Automating the interlinkage between GBIF data and WoRMS taxonomy to enhance the data flow from GBIF to OBIS
Hanieh Saeedi, Senckenberg Research Institute and Natural History Museum, Germany
Anke Penzlin, Senckenberg Research Institute and Natural History Museum, Biodiversity Information, Frankfurt am Main, Germany
Leen Vandepitte, World Register of Marine Species (WoRMS) & the European node of OBIS
BiCIKL Contact persons
Christos Arvanitidis, LifeWatch
Joe Miller, GBIF
BiCIKL Research Infrastructures involved
GBIF, LifeWatch ERIC, ENA
Non-BiCIKL Research Infrastructures accessed
Ocean Biogeographic Information System (OBIS)
Senckenberg Research Institute and Natural History Museum, Biodiversity Information, Frankfurt am Main, Germany (SGN)
Biodiversity data classes and services included
Species names; WoRMS, LifeWatch vLab taxonmatch, GBIF backbone
Sequences; European Nucleotide Archive (ENA)
Data in the Ocean Biodiversity Information System (OBIS) are associated with the World Register of Marine Species (WoRMS) as the taxonomic backbone, the most reliable source for marine species taxonomy. That is why AphiaID (preferably as an LSID; a unique identifier for each taxon in WoRMS) is a mandatory field in data contribution to OBIS.
In GBIF, occurrence data are matched to the GBIF backbone by a scientific name string. Thus, many musea worldwide share their data with GBIF using different platforms (e.g. IPT and BioCASe installation) without any taxon ID. When those musea try to flow their data from GBIF to OBIS, they face the problem of missing identifiers and having to match all available scientific names to WoRMS, either through the available WoRMS services or the LifeWatch Species Information Backbone, including WoRMS, to comply with the OBIS data quality requirements. The process of taxon matching for huge collection materials for medium-big size musea can be complicated and time-consuming.

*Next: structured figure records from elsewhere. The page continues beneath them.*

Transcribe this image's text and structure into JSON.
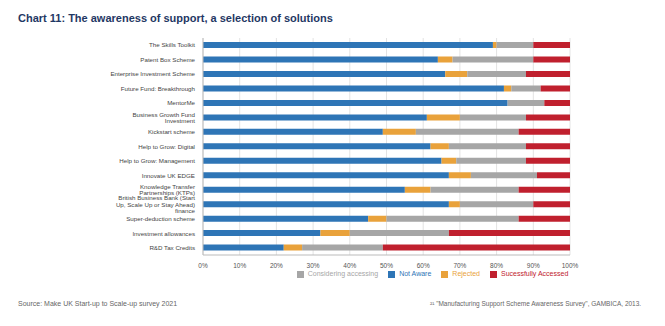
{
  "chart_data": {
    "type": "bar",
    "title": "Chart 11: The awareness of support, a selection of solutions",
    "source": "Source: Make UK Start-up to Scale-up survey 2021",
    "footnote": "²¹ \"Manufacturing Support Scheme Awareness Survey\", GAMBICA, 2013.",
    "orientation": "horizontal",
    "stacked": true,
    "grid": true,
    "legend": "bottom",
    "categories": [
      "The Skills Toolkit",
      "Patent Box Scheme",
      "Enterprise Investment Scheme",
      "Future Fund: Breakthrough",
      "MentorMe",
      "Business Growth Fund Investment",
      "Kickstart scheme",
      "Help to Grow: Digital",
      "Help to Grow: Management",
      "Innovate UK EDGE",
      "Knowledge Transfer Partnerships (KTPs)",
      "British Business Bank (Start Up, Scale Up or Stay Ahead) finance",
      "Super-deduction scheme",
      "Investment allowances",
      "R&D Tax Credits"
    ],
    "series": [
      {
        "name": "Not Aware",
        "color": "#2E75B6",
        "values": [
          79,
          64,
          66,
          82,
          83,
          61,
          49,
          62,
          65,
          67,
          55,
          67,
          45,
          32,
          22
        ]
      },
      {
        "name": "Rejected",
        "color": "#E9A23B",
        "values": [
          1,
          4,
          6,
          2,
          0,
          9,
          9,
          5,
          4,
          6,
          7,
          3,
          5,
          8,
          5
        ]
      },
      {
        "name": "Considering accessing",
        "color": "#A6A6A6",
        "values": [
          10,
          22,
          16,
          8,
          10,
          18,
          28,
          21,
          19,
          18,
          24,
          20,
          36,
          27,
          22
        ]
      },
      {
        "name": "Sucessfully Accessed",
        "color": "#C0202E",
        "values": [
          10,
          10,
          12,
          8,
          7,
          12,
          14,
          12,
          12,
          9,
          14,
          10,
          14,
          33,
          51
        ]
      }
    ],
    "xlim": [
      0,
      100
    ],
    "xticks": [
      {
        "value": 0,
        "label": "0%"
      },
      {
        "value": 10,
        "label": "10%"
      },
      {
        "value": 20,
        "label": "20%"
      },
      {
        "value": 30,
        "label": "30%"
      },
      {
        "value": 40,
        "label": "40%"
      },
      {
        "value": 50,
        "label": "50%"
      },
      {
        "value": 60,
        "label": "60%"
      },
      {
        "value": 70,
        "label": "70%"
      },
      {
        "value": 80,
        "label": "80%"
      },
      {
        "value": 90,
        "label": "90%"
      },
      {
        "value": 100,
        "label": "100%"
      }
    ]
  }
}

While the WoRMS catalogue is a checklist in GBIF and almost 95% mapped to GBIF backbone, we did not find a possibility to use this connection between the two checklists. For occurrences already mapped to a taxon in the GBIF backbone, it should be possible to extract the AphiaID of the corresponding taxon from the WoRMS taxonomy.
Our idea is to interlink the data contributed to GBIF with WoRMS taxonomy automatically or via LifeWatch vLab, based on taxon matches in GBIF. In this case, the AphiaID could simply be extracted for those entries in GBIF. This would result in a much more straightforward and (taxonomically) quality controlled data flow from natural history collections to OBIS. In addition, it would also provide major quality benefits to GBIF for available (marine) scientific names and a closer collaboration between the OBIS and GBIF communities.
Implementing an interlink between GBIF data records and the WoRMS taxonomy via the LifeWatch connection, and extracting the AphiaID directly from GBIF might open up the same possibility and pathway for taxon checklists existing in other resources with a high overlap to GBIF taxonomy. One of these resources is the European Nucleotide Archive (ENA) which archives comprehensive information on the world’s nucleotide sequencing. This possibility thus facilitates the data flow between GBIF, ENA, and OBIS using WoRMS and LifeWatch vLab taxon match services to link diverse data types together in new ways. This effort will greatly enhance marine data sharing and quality control worldwide.